Before this bizarre and unprecedented assembly Constantine, dazzlingly robed and dripping with gold and Jewels of a decadence earlier emperors would have abhorred, took his place on a low, wrought gold chair.
It was at this point in history, and before this assembly, that a decision was to be made that would have the most profound consequences for believers in Jesus Christ to this day. In the simplest of terms, the point at issue was whether Jesus was a mere human being [Now incontestably divine] who had been brought into existence to serve God’s purpose-to act as the ‘word’ of God at a particular time in the early first century AD, or whether he had been God for all eternity, ‘of one substance with the Father (As those in the West expressed it), If the latter, then he was effectively a superterrestrial entity easily compared with Sol Invictus, but light years removed from the Jesus envisaged by Arius and the Antiochenes, who reflected Christianity’s origin in Jewish monotheism and had stressed the essential oneness of God, the simple humanity of Jesus, and the importance of the way of life Jesus taught.
For the judgment of Solomon on the issue, the only appropriate recourse was to Constantine, almost theologically illiterate, but politically a superb man manager. Exactly what swayed Constantine in that crucial moment we shall probably never know. There can be little doubt that for him the deification of a man was nothing particular special. He had his father Constantius deified, and would be accorded the same honour after his own death, and would surely have expected Jesus to be a superior entity in the divine hierarchy.

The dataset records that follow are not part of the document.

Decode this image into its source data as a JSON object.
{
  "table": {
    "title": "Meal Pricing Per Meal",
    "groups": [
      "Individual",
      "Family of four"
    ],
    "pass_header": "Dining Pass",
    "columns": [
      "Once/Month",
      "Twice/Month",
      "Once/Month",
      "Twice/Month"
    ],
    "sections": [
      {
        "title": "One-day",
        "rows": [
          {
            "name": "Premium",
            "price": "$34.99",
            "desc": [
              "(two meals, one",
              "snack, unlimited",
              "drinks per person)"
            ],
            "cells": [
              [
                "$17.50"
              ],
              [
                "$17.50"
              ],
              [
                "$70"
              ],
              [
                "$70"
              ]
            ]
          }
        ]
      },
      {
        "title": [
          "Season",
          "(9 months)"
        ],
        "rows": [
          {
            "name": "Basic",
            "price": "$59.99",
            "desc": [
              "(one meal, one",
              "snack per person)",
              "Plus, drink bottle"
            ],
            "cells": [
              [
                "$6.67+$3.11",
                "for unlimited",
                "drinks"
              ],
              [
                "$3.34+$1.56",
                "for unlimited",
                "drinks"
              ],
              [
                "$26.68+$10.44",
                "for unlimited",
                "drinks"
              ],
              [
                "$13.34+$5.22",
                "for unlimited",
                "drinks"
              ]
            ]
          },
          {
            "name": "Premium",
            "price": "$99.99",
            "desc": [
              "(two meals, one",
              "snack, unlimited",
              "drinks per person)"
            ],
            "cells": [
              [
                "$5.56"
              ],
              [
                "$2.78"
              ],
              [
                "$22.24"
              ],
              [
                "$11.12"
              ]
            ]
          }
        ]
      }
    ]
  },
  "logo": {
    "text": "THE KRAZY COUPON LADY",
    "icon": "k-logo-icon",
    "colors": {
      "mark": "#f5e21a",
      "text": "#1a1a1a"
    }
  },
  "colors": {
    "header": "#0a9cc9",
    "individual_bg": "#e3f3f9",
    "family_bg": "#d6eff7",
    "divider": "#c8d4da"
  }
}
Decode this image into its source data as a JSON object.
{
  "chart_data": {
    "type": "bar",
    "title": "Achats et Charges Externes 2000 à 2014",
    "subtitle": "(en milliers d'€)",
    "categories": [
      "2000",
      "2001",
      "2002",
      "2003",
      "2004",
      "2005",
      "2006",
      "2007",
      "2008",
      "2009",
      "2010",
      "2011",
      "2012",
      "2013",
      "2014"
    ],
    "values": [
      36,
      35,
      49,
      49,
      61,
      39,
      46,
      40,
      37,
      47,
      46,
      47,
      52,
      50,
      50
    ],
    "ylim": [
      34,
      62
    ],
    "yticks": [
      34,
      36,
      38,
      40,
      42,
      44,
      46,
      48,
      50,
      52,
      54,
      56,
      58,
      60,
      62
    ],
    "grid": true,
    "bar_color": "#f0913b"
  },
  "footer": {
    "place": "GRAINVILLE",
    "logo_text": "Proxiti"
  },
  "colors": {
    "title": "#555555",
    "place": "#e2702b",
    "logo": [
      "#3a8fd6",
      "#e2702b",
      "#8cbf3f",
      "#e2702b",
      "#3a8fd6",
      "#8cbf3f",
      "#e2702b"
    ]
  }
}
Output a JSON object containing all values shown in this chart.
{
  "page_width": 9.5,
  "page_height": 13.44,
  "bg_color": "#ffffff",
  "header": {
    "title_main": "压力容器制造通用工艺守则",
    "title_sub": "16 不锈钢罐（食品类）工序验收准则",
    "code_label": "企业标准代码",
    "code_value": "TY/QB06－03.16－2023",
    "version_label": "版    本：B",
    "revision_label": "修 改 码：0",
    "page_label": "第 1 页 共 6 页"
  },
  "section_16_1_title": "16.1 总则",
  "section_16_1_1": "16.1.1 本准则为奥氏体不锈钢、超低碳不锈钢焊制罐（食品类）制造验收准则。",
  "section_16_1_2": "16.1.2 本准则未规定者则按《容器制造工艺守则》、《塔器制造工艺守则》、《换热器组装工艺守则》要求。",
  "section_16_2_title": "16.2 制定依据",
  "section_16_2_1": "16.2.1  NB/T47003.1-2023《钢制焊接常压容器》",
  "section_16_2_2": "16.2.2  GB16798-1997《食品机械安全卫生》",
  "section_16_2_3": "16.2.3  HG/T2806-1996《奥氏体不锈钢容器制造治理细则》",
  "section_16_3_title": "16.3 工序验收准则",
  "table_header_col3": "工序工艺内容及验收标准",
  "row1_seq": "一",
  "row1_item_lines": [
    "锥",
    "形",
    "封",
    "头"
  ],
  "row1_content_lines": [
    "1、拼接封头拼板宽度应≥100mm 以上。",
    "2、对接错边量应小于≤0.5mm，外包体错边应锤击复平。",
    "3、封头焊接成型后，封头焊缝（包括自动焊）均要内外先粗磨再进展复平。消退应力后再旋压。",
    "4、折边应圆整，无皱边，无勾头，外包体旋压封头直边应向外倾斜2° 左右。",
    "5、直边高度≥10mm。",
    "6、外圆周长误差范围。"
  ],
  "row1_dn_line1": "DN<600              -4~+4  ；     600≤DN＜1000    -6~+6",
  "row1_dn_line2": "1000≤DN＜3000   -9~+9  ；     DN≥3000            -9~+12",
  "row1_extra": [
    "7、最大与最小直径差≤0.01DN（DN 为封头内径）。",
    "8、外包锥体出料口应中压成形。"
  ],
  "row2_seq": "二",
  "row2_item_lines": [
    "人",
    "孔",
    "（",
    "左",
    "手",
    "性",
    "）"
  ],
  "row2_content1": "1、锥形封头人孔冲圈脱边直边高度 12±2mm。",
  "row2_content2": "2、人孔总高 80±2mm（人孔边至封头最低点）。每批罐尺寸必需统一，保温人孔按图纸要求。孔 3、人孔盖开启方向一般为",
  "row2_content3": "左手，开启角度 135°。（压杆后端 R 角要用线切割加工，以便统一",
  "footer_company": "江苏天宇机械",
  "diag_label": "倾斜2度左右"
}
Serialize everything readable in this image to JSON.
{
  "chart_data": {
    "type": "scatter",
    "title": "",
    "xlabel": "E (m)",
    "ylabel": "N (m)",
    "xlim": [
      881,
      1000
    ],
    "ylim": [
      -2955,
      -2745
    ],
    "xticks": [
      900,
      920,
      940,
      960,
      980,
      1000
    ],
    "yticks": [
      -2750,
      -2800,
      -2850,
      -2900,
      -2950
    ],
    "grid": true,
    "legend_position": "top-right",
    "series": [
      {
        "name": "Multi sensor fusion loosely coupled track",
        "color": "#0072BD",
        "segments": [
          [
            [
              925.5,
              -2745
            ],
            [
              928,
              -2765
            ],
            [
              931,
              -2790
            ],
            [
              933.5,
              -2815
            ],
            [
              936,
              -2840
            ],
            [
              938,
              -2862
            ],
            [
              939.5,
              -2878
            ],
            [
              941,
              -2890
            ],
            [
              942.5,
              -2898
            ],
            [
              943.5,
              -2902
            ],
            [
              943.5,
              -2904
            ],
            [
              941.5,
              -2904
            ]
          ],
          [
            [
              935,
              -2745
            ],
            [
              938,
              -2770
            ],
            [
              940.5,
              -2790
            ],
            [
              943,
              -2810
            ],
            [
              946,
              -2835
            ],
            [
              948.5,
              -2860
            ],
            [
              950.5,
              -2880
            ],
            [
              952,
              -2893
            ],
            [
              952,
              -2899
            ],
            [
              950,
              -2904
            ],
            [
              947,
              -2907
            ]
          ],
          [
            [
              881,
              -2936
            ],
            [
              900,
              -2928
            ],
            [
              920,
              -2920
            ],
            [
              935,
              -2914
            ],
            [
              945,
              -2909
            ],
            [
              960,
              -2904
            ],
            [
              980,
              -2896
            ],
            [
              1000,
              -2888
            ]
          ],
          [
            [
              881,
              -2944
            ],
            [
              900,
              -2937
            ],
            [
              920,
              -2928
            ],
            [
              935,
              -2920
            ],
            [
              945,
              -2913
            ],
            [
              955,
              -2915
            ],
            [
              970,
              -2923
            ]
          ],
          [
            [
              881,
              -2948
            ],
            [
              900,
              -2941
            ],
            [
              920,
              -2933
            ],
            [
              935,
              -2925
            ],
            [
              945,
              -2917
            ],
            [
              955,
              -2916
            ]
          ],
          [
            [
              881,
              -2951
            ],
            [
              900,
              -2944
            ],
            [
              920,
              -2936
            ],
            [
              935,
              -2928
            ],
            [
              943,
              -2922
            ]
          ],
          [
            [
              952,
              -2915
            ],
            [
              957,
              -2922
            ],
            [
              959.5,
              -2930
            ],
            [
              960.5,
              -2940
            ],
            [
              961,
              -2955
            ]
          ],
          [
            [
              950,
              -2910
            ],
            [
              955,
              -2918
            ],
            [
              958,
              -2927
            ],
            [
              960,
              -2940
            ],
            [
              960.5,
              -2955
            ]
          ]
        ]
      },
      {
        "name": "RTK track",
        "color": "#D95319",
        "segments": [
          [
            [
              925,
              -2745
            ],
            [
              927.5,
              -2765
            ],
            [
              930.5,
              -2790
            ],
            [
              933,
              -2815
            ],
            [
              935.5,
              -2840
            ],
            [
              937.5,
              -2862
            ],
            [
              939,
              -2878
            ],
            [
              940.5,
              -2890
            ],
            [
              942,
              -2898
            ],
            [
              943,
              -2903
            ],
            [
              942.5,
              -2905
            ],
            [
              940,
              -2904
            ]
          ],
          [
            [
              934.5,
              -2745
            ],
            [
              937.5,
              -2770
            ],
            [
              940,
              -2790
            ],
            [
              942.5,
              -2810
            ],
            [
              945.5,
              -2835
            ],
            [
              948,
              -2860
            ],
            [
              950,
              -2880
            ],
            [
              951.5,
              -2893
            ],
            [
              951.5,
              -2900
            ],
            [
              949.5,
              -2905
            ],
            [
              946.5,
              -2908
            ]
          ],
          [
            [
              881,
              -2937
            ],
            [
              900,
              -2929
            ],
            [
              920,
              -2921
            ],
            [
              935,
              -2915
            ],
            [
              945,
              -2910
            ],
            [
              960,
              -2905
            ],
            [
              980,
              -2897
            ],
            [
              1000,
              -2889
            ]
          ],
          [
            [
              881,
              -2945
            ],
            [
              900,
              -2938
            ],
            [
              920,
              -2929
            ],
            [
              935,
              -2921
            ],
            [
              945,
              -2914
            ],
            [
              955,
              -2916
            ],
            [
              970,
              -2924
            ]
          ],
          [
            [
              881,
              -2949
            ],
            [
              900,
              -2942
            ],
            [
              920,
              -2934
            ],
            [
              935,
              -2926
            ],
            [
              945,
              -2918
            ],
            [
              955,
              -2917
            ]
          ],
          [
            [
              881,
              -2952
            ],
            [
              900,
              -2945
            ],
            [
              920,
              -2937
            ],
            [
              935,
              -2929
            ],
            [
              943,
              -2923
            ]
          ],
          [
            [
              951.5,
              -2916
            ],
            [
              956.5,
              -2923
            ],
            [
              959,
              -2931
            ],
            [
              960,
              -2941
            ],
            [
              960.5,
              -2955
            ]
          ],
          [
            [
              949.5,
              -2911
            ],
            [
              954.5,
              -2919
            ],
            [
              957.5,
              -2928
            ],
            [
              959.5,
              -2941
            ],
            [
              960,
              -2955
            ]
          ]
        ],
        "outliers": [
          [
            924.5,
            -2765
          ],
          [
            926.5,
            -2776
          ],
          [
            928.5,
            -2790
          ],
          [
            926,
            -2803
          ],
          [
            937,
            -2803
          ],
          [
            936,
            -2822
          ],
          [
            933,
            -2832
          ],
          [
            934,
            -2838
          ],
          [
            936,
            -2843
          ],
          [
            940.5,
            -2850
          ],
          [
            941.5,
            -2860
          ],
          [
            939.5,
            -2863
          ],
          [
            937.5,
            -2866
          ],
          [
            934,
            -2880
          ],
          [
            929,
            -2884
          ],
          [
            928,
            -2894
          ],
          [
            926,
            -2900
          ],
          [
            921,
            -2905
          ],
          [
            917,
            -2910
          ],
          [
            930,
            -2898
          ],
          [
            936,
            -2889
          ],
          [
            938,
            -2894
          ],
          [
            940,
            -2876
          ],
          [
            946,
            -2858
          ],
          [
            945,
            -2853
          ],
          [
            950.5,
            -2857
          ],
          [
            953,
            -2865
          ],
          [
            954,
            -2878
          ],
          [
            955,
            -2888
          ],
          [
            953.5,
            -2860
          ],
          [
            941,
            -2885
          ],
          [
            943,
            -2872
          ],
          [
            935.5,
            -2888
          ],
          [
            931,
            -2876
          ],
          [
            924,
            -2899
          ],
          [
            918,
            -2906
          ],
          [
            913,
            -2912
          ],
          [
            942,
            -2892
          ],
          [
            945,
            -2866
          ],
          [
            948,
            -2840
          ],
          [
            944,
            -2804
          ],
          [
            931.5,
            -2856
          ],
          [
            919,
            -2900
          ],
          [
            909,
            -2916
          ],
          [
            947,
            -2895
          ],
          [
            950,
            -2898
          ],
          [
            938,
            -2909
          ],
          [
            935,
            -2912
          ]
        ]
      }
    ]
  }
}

He might well also have taken into account Alexandria’s strategic and commercial advantages. What-ever his motives, Constantine ruled in favour of the Alexandrian. Eusebius’ formula was heavenly edited to accommodate the Alexandrian view, and while affirming that the standpoint of the Antiochenes was entirely reasonable, Constantine urged all council delegates to sign the revised formula as a statement of faith on which all Christians should in the future agree.
“Jesus The Evidence,” by Ian Wilson. P. 144. The Middle Ages, for the Jews at least, began with the advent to power of Constantine the Great. He was the first Roman Emperor to issue laws which radically limited the rights of the Jews as citizens’ of the Roman Empire, a right conferred on them by Caracalla in 212. As Constantine’s church grew in power it influenced the emperors to limit further the civil and political rights of the Jews.
But if times were again difficult for the Jews, for the Christian Gnostics and other fringe groups they were impossible. The books of Arius and his sympathizers were ordered to be burnt, and a reign of terror proclaimed for all those who did not conform with the new official Christian line.
:Understand now by this present statute, Novatians, Valentinians, Marcionites, Paulinians, you who are called Cataphrygians. . . . with what a tissue of lies and vanities, with what destructive and venomous errors, your doctrines are inextricably woven! We give you warning . . . .Let none of you presume, from this time forward, to meet in congregations. To prevent this, we command that you be deprived of all the houses in which you have been accustomed to meet . . . . and that these house should be handed over immediately to the catholic/ i.e. universal church.
Within a generation, hardly leaving a trace of their existence for posterity, the great majority of these groups simply died away as successive Christian emperors reiterated the policies that Constantine had pursued.
He who snickers last, snickers loudest.